そうすることで王子との相性を見つつ、働き振りを観察するのだ。
選出された候補者たちは先任の警護者に付き従い、王子の行動を把握していく。それに優劣はあまり見られないと思われた――。
「はあ!? わたくしに選べとおっしゃるのですか?」
いつものように王子の下へ遊びにやって来ていたマリアンヌは、突然の王子の提案に驚き身を乗り出した。
「あぁ、俺の目から見て決めるよりもマリアンヌの目から見て決めるのが面白そ、いや確実そうだからな。お前の基準でいいから選んでみろ」
これはあくまでも参考にするだけだから、とそう加えて王子は優雅な動作で菓子を摘む。
「わたくしに決めろ、と言われましても……。そのような重要なことはご自分でお決めになった方がよろしいのではなくて?」
マリアンヌは眉をしかめてそう言ったが、ガリオン王子は笑みを浮かべつつも引くつもりはないようだ。

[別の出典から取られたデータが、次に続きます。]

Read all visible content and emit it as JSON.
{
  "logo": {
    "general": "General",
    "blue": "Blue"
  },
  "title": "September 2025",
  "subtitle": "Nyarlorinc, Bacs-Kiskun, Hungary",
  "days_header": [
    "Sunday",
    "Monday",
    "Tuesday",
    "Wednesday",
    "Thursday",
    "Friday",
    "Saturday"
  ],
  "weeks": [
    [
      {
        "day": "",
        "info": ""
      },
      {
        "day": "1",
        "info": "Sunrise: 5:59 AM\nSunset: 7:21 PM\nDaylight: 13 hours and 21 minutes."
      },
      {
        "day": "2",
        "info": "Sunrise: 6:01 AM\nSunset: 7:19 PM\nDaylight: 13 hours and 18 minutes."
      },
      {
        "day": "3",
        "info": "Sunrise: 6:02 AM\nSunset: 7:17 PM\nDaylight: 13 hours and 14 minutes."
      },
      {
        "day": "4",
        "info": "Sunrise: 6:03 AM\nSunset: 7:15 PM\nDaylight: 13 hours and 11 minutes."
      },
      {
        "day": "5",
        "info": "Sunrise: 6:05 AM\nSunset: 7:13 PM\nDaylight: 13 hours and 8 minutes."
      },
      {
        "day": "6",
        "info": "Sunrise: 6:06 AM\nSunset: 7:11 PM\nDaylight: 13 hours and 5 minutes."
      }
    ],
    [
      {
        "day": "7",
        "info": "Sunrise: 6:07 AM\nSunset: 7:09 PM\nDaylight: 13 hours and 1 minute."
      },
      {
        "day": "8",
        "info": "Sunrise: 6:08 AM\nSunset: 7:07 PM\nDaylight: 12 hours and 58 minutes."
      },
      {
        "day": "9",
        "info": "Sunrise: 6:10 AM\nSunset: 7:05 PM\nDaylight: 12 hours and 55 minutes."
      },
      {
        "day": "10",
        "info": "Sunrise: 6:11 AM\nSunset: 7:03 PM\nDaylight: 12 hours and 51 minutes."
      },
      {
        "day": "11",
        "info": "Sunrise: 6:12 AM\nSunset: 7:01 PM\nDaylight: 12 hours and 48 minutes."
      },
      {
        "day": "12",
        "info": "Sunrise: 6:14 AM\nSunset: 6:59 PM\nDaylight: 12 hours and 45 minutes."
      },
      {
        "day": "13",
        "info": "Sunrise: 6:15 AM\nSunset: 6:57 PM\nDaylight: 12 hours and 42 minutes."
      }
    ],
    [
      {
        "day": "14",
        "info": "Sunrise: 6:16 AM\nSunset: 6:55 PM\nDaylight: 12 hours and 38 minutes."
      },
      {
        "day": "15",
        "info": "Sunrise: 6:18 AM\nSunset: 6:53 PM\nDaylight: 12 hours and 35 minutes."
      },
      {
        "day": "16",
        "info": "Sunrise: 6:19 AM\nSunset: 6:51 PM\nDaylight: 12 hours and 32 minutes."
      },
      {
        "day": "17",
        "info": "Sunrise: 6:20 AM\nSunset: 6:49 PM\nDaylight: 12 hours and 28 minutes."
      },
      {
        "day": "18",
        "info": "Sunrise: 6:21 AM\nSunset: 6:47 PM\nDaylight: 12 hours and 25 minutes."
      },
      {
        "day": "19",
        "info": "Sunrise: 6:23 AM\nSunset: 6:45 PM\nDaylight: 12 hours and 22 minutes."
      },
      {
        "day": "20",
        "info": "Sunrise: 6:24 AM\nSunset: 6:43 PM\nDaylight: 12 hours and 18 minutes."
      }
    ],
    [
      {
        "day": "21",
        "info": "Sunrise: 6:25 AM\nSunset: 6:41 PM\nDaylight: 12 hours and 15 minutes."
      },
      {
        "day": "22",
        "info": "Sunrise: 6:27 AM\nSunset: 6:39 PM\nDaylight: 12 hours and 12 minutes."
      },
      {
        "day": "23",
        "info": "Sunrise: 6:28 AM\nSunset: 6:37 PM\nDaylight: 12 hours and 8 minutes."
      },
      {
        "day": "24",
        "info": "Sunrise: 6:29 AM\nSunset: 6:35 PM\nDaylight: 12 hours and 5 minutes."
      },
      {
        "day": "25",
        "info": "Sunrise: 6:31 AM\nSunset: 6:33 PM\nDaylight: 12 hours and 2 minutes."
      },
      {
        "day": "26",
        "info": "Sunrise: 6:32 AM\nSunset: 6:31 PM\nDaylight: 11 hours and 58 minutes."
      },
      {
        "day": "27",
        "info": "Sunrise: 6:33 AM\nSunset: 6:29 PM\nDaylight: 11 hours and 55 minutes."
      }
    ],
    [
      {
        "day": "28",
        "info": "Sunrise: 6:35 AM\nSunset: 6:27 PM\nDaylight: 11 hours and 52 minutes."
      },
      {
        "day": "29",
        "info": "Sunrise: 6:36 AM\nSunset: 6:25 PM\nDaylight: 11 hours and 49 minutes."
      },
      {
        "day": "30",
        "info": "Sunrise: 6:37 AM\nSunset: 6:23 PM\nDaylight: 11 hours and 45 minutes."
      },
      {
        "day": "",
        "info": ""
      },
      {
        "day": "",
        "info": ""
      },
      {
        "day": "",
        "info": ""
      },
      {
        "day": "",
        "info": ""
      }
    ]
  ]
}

「将来的には俺とマリアンヌの両方を守る騎士となるのだ。お前の気に食わない奴に決めてしまえば解任せざるをえないだろう? 何だかんだとお前は他人の評価に厳しいし」
それならば初めから意見を取り入れてやろうというわけだ、と締めくくり、結局ガリオン王子に押し切られる形でマリアンヌが選考のための重要任務を預かることになってしまった。
マリアンヌの方としては面白くない。
多少の護身術などは必須要項として習うが、マリアンヌ自身はさして武に秀でているわけでもないし、騎士の優劣を決めるなどはっきり言って興味が無い。
そんな時間があるのなら美味しいお茶の飲み比べをしたり、夜会に来ていくドレスの布地の選定をしたりする方がずっと有意義だ。
「わたくしに託すと言うならば、どのような方法であっても口出しは禁止ですわよ? 文句があるのならば今のうちにどうぞ」
「その気になってくれればそれで構わない。日程はどうする?」
「いつでもよろしくてよ。何なら今すぐにでも構いませんわ」
という感じで、王子の近衛騎士の選定はマリアンヌに一任されることになってしまった――。